Call Falafel crazy but when he received an urgent call from President Trump to haul his ass into the Oval Office, he could not but wonder something is up. Something is bothering Trump so much, he needed Falafel as his sounding board away from all the “yes” men surrounding the President. Little did he know that ten minutes later, Falafel discovers a new Ukraine dimension that literally knock him out.
As told, Falafel hauled his ass into the comfortable couch at the Oval office. Pronto.
Trump: Falafel, I want you to listen to this conversation between me, the great Donald, and Vladimir Putin that took place back in May. Tell me what you think. Because I have a theory and a way out of the impeachment witch hunt.
Trump pushes a small button on a pocket electronic tape recorder tied directly to a table-top speaker.
Putin: Mr. President. How are you?
Trump: Why are you calling me again? As I told you before, I am on top of what we discussed in Helsinki. It just takes time.
Putin: Calm down Donny. I am calling you on another matter.

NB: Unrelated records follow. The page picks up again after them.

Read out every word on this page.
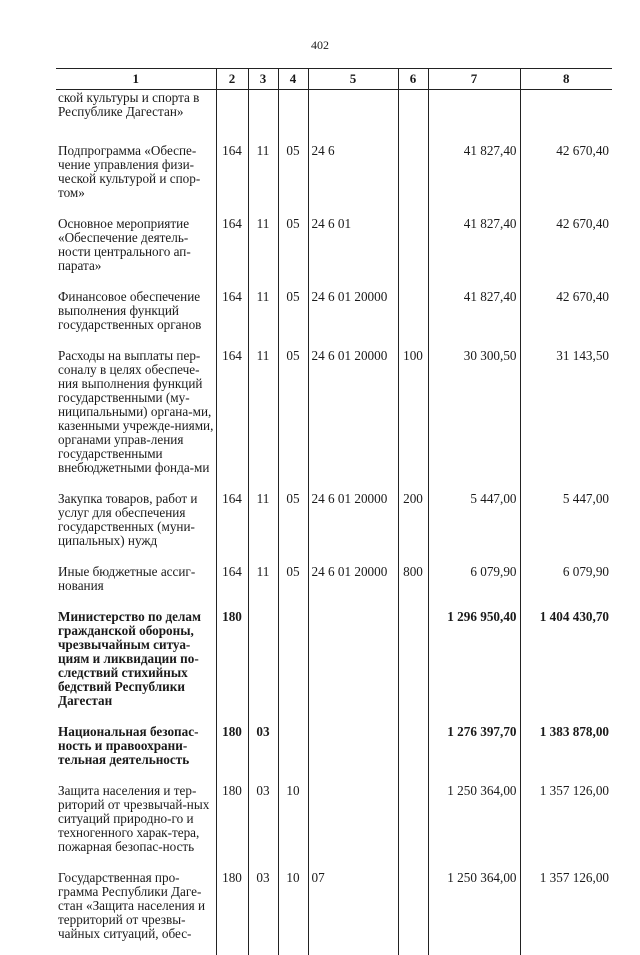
402
1	2	3	4	5	6	7	8
ской культуры и спорта в Республике Дагестан»							
Подпрограмма «Обеспе-чение управления физи-ческой культурой и спор-том»	164	11	05	24 6		41 827,40	42 670,40
Основное мероприятие «Обеспечение деятель-ности центрального ап-парата»	164	11	05	24 6 01		41 827,40	42 670,40
Финансовое обеспечение выполнения функций государственных органов	164	11	05	24 6 01 20000		41 827,40	42 670,40
Расходы на выплаты пер-соналу в целях обеспече-ния выполнения функций государственными (му-ниципальными) органа-ми, казенными учрежде-ниями, органами управ-ления государственными внебюджетными фонда-ми	164	11	05	24 6 01 20000	100	30 300,50	31 143,50
Закупка товаров, работ и услуг для обеспечения государственных (муни-ципальных) нужд	164	11	05	24 6 01 20000	200	5 447,00	5 447,00
Иные бюджетные ассиг-нования	164	11	05	24 6 01 20000	800	6 079,90	6 079,90
Министерство по делам гражданской обороны, чрезвычайным ситуа-циям и ликвидации по-следствий стихийных бедствий Республики Дагестан	180					1 296 950,40	1 404 430,70
Национальная безопас-ность и правоохрани-тельная деятельность	180	03				1 276 397,70	1 383 878,00
Защита населения и тер-риторий от чрезвычай-ных ситуаций природно-го и техногенного харак-тера, пожарная безопас-ность	180	03	10			1 250 364,00	1 357 126,00
Государственная про-грамма Республики Даге-стан «Защита населения и территорий от чрезвы-чайных ситуаций, обес-	180	03	10	07		1 250 364,00	1 357 126,00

Putin: The Pentagon is giving the Ukraine funds in military aid next month. I want you to stop it.
Trump: I don’t even know how.
Putin: First, I want you to order a review of US policy towards the Ukraine. That should put the brakes on the aid until the review is over.
TRUMP IS STILL CONFUSED
Trump: Who do I call for that?
Putin: Call Esper directly. Here is his private cell just in case. Ask him to start a review immediately. If he asks about Congressional oversight, tell him you’re on top of it.
Trump: Why am I doing this?
Putin: Because I want you to stop the aid to Ukraine.
Trump: But I can only delay it. Stopping it might raise eyebrows again. Remember? You invaded Ukraine and annexed its … its …. its lower tit.
Putin: Crimea, not lower tit.
Putin mutters to himself “idiot” in Russian.
Trump: OK. OK. What’s in it for me.
Putin: Glad you asked. In return, you ask this new Zelensky fellow now President of Ukraine to investigate Hunter Biden for corruption. There are some juicy stuff there I am certain will help you get elected.
Trump (now all excited): Are you serious Vlad? What kind of information?
Putin: Let the Ukraine deliver it. If all else fails, I will see to it that you get it September 2020.
Trump: OK. OK. I will seek the review and even delay the aid. Then I will ask Zelensly for the info.
Putin: No. No. You don’t ask. You blackmail the son of a bitch. Aid for a full investigation of the Bidens. Or no aid. Send one of your trusted men to deliver the real message. Don’t spell it out on the phone. Do you understand? No Quid Pro Quo on the phone!!! Just insinuation.
Trump: But aid will help Ukraine. What’s in it for you?
Putin: Stop asking questions. Do you want to be re-elected again?
Trump: Yes, sir.
Putin: Then work your magic by following my orders. Review then halt the aid until Zelensly investigate the Bidens.
Trump: Will do. Thanks for your help Vlad. Once again, you come through for me.
Putin: Don’t forget the main issue of our Helsinki talk.
Trump: Will never forget it. I owe you so much.
Suddenly, the phone call is over.
Trump: You see Falafel what happened? It is not my fault.
Falafel: This phone conversation is dangerous Mr. President.
Trump (hardly listening): I am going to make this conversation public. Maybe Pelosi will see the light of day.
Falafel’s head begins to spin uncontrollably. But he was still able to mutter something.
Falafel: Mr. President, what … what do you think Pelosi will … see?
Trump: That it is not my idea. It is Putin’s. That should stop her from impeaching me. She has to when she realizes I did not come up with the idea. This conversation with Vlad will exonerate me totally.
The last thing Falafel remembers was the ceiling of the Oval Office fall on his head.